To help you put the level of glyphosate contamination in wine and beer into context, according to the Environmental Protection Agency which is responsible for setting pesticide residue tolerances, glyphosate residues are allowed on 150 different food and food crops at a level of between 0.2 ppm and 400 ppm (200 to 400,000 ppb).  The California Office of Environmental Health Hazard Assessment has proposed a "No Significant Risk Level" for glyphosate at 1.1 milligrams per day for an adult with a weight of 154 pounds.  These extremely low levels represent an increased lifetime risk of cancer of one in 100,000 adults. 
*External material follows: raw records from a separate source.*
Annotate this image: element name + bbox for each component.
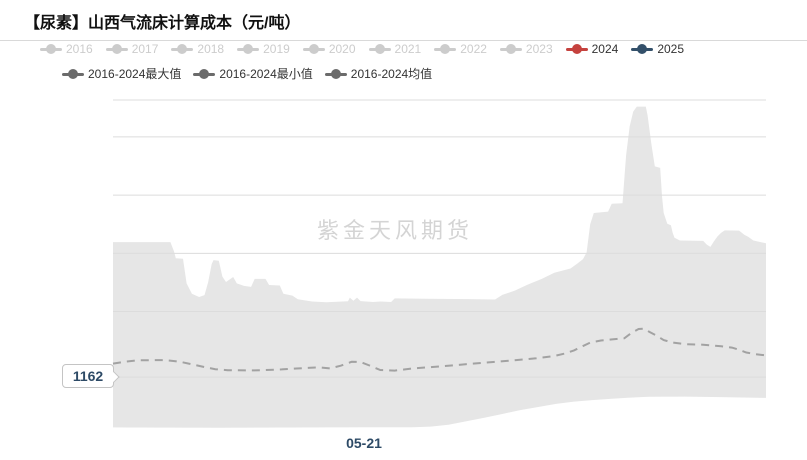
line-dot-icon xyxy=(302,44,325,54)
line-dot-icon xyxy=(171,44,194,54)
legend-item-2017[interactable]: 2017 xyxy=(105,42,158,56)
line-dot-icon xyxy=(324,68,347,79)
legend-item-2025[interactable]: 2025 xyxy=(631,42,684,56)
page-title: 【尿素】山西气流床计算成本（元/吨） xyxy=(24,15,301,32)
legend-item-2018[interactable]: 2018 xyxy=(171,42,224,56)
legend-item-2019[interactable]: 2019 xyxy=(237,42,290,56)
legend-item-2023[interactable]: 2023 xyxy=(499,42,553,56)
line-dot-icon xyxy=(499,44,522,54)
legend-item-2020[interactable]: 2020 xyxy=(302,42,356,56)
latest-value-label: 1162 xyxy=(62,364,114,388)
min-max-band xyxy=(113,106,766,428)
line-dot-icon xyxy=(565,44,588,54)
legend-item-2022[interactable]: 2022 xyxy=(434,42,487,56)
line-dot-icon xyxy=(368,44,391,54)
legend-item-2016[interactable]: 2016 xyxy=(40,42,93,56)
legend-item-2024[interactable]: 2024 xyxy=(565,42,618,56)
title-divider xyxy=(0,40,807,41)
line-dot-icon xyxy=(105,44,128,54)
legend-row-2: 2016-2024最大值 2016-2024最小值 2016-2024均值 xyxy=(62,65,432,82)
legend-row-1: 2016 2017 2018 2019 2020 2021 2022 2023 … xyxy=(40,42,684,56)
line-dot-icon xyxy=(193,68,216,79)
legend-item-max[interactable]: 2016-2024最大值 xyxy=(62,65,181,82)
line-dot-icon xyxy=(631,44,654,54)
line-dot-icon xyxy=(62,68,84,79)
line-dot-icon xyxy=(434,44,457,54)
legend-item-min[interactable]: 2016-2024最小值 xyxy=(193,65,313,82)
latest-date-label: 05-21 xyxy=(341,435,387,451)
line-dot-icon xyxy=(237,44,260,54)
line-dot-icon xyxy=(40,44,62,54)
legend-item-mean[interactable]: 2016-2024均值 xyxy=(324,65,432,82)
legend-item-2021[interactable]: 2021 xyxy=(368,42,421,56)
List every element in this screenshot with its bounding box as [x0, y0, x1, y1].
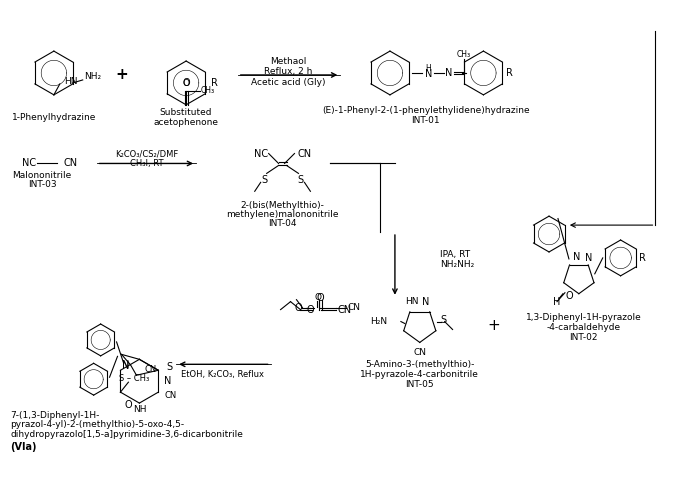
- Text: S: S: [262, 175, 268, 185]
- Text: NC: NC: [22, 158, 36, 169]
- Text: NH₂: NH₂: [84, 72, 101, 82]
- Text: N: N: [122, 360, 129, 370]
- Text: CN: CN: [413, 348, 426, 357]
- Text: -4-carbaldehyde: -4-carbaldehyde: [547, 323, 621, 332]
- Text: HN: HN: [405, 297, 419, 306]
- Text: S: S: [166, 362, 173, 372]
- Text: Acetic acid (Gly): Acetic acid (Gly): [251, 78, 326, 87]
- Text: CN: CN: [348, 303, 360, 312]
- Text: N: N: [422, 296, 429, 307]
- Text: S: S: [297, 175, 303, 185]
- Text: R: R: [506, 68, 512, 78]
- Text: EtOH, K₂CO₃, Reflux: EtOH, K₂CO₃, Reflux: [182, 370, 264, 379]
- Text: H₂N: H₂N: [370, 317, 387, 326]
- Text: HN: HN: [64, 77, 77, 87]
- Text: (VIa): (VIa): [10, 442, 36, 452]
- Text: +: +: [487, 318, 500, 333]
- Text: CN: CN: [64, 158, 78, 169]
- Text: O: O: [315, 293, 322, 302]
- Text: CN: CN: [337, 305, 351, 314]
- Text: NC: NC: [253, 149, 268, 158]
- Text: Malononitrile: Malononitrile: [12, 171, 71, 180]
- Text: N: N: [425, 69, 432, 79]
- Text: O: O: [183, 79, 190, 88]
- Text: S – CH₃: S – CH₃: [119, 374, 149, 382]
- Text: O: O: [316, 293, 324, 303]
- Text: S: S: [440, 314, 447, 325]
- Text: H: H: [553, 296, 561, 307]
- Text: R: R: [639, 253, 646, 263]
- Text: O: O: [125, 400, 132, 410]
- Text: Reflux, 2 h: Reflux, 2 h: [264, 68, 313, 76]
- Text: N: N: [585, 253, 593, 263]
- Text: INT-04: INT-04: [269, 219, 297, 227]
- Text: 5-Amino-3-(methylthio)-: 5-Amino-3-(methylthio)-: [365, 360, 475, 369]
- Text: 2-(bis(Methylthio)-: 2-(bis(Methylthio)-: [240, 201, 325, 210]
- Text: CN: CN: [297, 149, 312, 158]
- Text: Substituted
acetophenone: Substituted acetophenone: [153, 108, 219, 127]
- Text: NH: NH: [133, 404, 146, 414]
- Text: dihydropyrazolo[1,5-a]pyrimidine-3,6-dicarbonitrile: dihydropyrazolo[1,5-a]pyrimidine-3,6-dic…: [10, 431, 243, 439]
- Text: INT-02: INT-02: [570, 333, 598, 342]
- Text: K₂CO₃/CS₂/DMF: K₂CO₃/CS₂/DMF: [114, 149, 178, 158]
- Text: O: O: [182, 78, 190, 88]
- Text: H: H: [425, 64, 431, 72]
- Text: methylene)malononitrile: methylene)malononitrile: [226, 209, 339, 219]
- Text: Methaol: Methaol: [271, 56, 307, 66]
- Text: O: O: [307, 305, 314, 314]
- Text: (E)-1-Phenyl-2-(1-phenylethylidene)hydrazine: (E)-1-Phenyl-2-(1-phenylethylidene)hydra…: [322, 106, 530, 115]
- Text: CN: CN: [145, 365, 156, 374]
- Text: O: O: [565, 291, 573, 301]
- Text: INT-01: INT-01: [412, 116, 440, 125]
- Text: 1-Phenylhydrazine: 1-Phenylhydrazine: [12, 113, 96, 122]
- Text: O: O: [295, 303, 302, 312]
- Text: CH₃: CH₃: [201, 87, 215, 95]
- Text: N: N: [122, 361, 129, 371]
- Text: N: N: [164, 376, 172, 386]
- Text: CN: CN: [164, 391, 177, 399]
- Text: CH₃I, RT: CH₃I, RT: [129, 159, 163, 168]
- Text: INT-05: INT-05: [406, 380, 434, 389]
- Text: IPA, RT: IPA, RT: [440, 250, 470, 260]
- Text: +: +: [115, 68, 128, 83]
- Text: pyrazol-4-yl)-2-(methylthio)-5-oxo-4,5-: pyrazol-4-yl)-2-(methylthio)-5-oxo-4,5-: [10, 420, 184, 430]
- Text: 1,3-Diphenyl-1H-pyrazole: 1,3-Diphenyl-1H-pyrazole: [526, 313, 642, 322]
- Text: N: N: [445, 68, 452, 78]
- Text: 1H-pyrazole-4-carbonitrile: 1H-pyrazole-4-carbonitrile: [360, 370, 479, 379]
- Text: 7-(1,3-Diphenyl-1H-: 7-(1,3-Diphenyl-1H-: [10, 411, 99, 419]
- Text: NH₂NH₂: NH₂NH₂: [440, 260, 474, 269]
- Text: INT-03: INT-03: [27, 180, 56, 189]
- Text: R: R: [210, 78, 217, 88]
- Text: CH₃: CH₃: [456, 50, 471, 59]
- Text: N: N: [573, 252, 581, 262]
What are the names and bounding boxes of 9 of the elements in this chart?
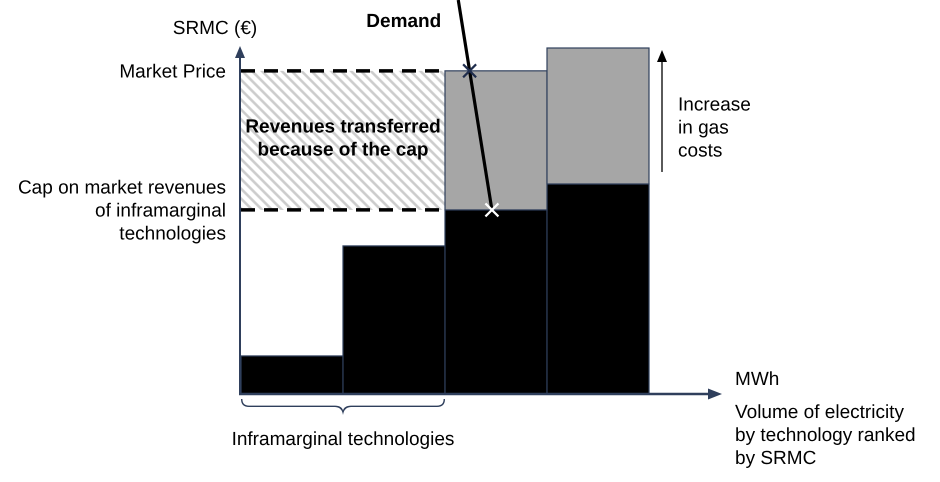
x-axis-title: MWh — [735, 369, 780, 390]
text: Demand — [366, 11, 442, 32]
ref-line-label: Cap on market revenues of inframarginal technologies — [18, 178, 226, 245]
text: Volume of electricity by technology ranked by SRMC — [735, 402, 916, 469]
ref-line-label: Market Price — [119, 61, 226, 82]
text: Inframarginal technologies — [232, 429, 454, 450]
y-axis-title: SRMC (€) — [172, 18, 258, 39]
annotation: Increase in gas costs — [678, 94, 751, 162]
band-label: Revenues transferred because of the cap — [245, 116, 441, 161]
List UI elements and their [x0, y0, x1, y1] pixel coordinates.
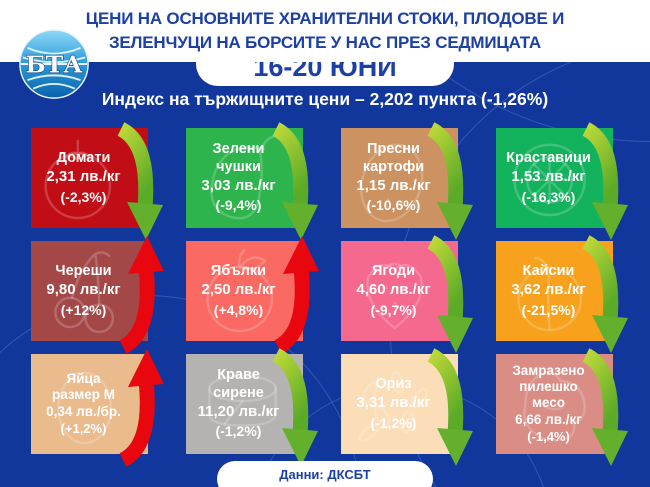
price-card-potato: Пресни картофи 1,15 лв./кг (-10,6%): [341, 122, 473, 240]
logo-text: БТА: [25, 51, 83, 79]
arrow-down-icon: [580, 122, 628, 244]
arrow-down-icon: [425, 122, 473, 244]
arrow-down-icon: [270, 122, 318, 244]
arrow-down-icon: [427, 122, 473, 240]
header-band: [0, 0, 650, 62]
arrow-down-icon: [582, 122, 628, 240]
arrow-down-icon: [582, 235, 628, 353]
arrow-up-icon: [115, 345, 164, 467]
arrow-down-icon: [427, 348, 473, 466]
arrow-down-icon: [427, 235, 473, 353]
price-card-strawberry: Ягоди 4,60 лв./кг (-9,7%): [341, 235, 473, 353]
bta-logo: БТА: [18, 28, 90, 100]
price-card-tomato: Домати 2,31 лв./кг (-2,3%): [31, 122, 163, 240]
price-change: (-10,6%): [366, 197, 421, 214]
price-change: (-1,2%): [215, 423, 262, 440]
price-card-chicken: Замразено пилешко месо 6,66 лв./кг (-1,4…: [496, 348, 628, 466]
product-price: 9,80 лв./кг: [46, 281, 121, 299]
price-card-cucumber: Краставици 1,53 лв./кг (-16,3%): [496, 122, 628, 240]
arrow-down-icon: [425, 348, 473, 470]
product-name: Ягоди: [371, 263, 416, 280]
product-name: Кайсии: [522, 263, 575, 280]
arrow-down-icon: [115, 122, 163, 244]
price-change: (+1,2%): [60, 420, 107, 436]
arrow-down-icon: [270, 348, 318, 470]
price-cards-grid: Домати 2,31 лв./кг (-2,3%) Зелени чушки …: [31, 122, 628, 467]
product-name: Яйца размер М: [51, 370, 116, 402]
arrow-down-icon: [582, 348, 628, 466]
price-card-apple: Ябълки 2,50 лв./кг (+4,8%): [186, 236, 319, 354]
product-name: Краве сирене: [213, 367, 264, 401]
arrow-down-icon: [272, 122, 318, 240]
product-name: Ябълки: [210, 263, 267, 280]
price-change: (-16,3%): [521, 188, 576, 205]
price-card-cherries: Череши 9,80 лв./кг (+12%): [31, 236, 164, 354]
page-title: ЦЕНИ НА ОСНОВНИТЕ ХРАНИТЕЛНИ СТОКИ, ПЛОД…: [0, 7, 650, 55]
product-price: 2,50 лв./кг: [201, 281, 276, 299]
title-line-1: ЦЕНИ НА ОСНОВНИТЕ ХРАНИТЕЛНИ СТОКИ, ПЛОД…: [85, 9, 565, 28]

Here are the results in parts per billion, keeping in mind that most people drink more than one serving of these beverages in order from highest to lowest glyphosate content:


1.) Sutter Home Merlot - 51.4 ppb

2.) Beringer Estates Moscato - 42.6 ppb

3.) Barefoot Cabernet Sauvignon - 36.3 ppb

4.) Inkarri Estates Malbec Certified Organic - 5.3 ppb

5.) Frey Organic Natural White Blend - 4.8 ppb


1.) Coors Light - 31.1 ppb

2.) Tsingtao Beer - 49.7 ppb

3.) Miller Light - 29.8 ppb

4.) Budweiser - 27.0 ppb

5.) Corona Extra - 25.1 ppb

6.) Heineken - 20.9 ppb

7.) Guinness Draught - 20.3 ppb

8.) Stella Artois - 18.7 ppb

9.) Stella Artois Cidre - 9.1 ppb

10.) Ace Perry Hard Cider - 14.5 ppb

11.) New Belgium Fat Tire Amber Ale - 11.2 ppb

12.) Sam Adams New England IPA - 11.0 ppb

13.) Sierra Nevada Pale Ale - 11.8 ppb

14.) Samuel Smith's Organic Lager - 5.7 ppb

15.) Peak Beer Organic IPA - no detected level

While the levels of glyphosate found in adult beverages by USPIRG are not necessarily dangerous in themselves, what is concerning is that glyphosate is present in many of the other food products that we eat.  Given the nearly universal presence of glyphosate in the environment and in the food chain, consumers that make a choice to avoid consuming this very widely used pesticide will have an increasingly difficult time doing so.  Even those consumers that choose organic products assuming that they are getting a "clean" food may find that they are eating more glyphosate than they thought.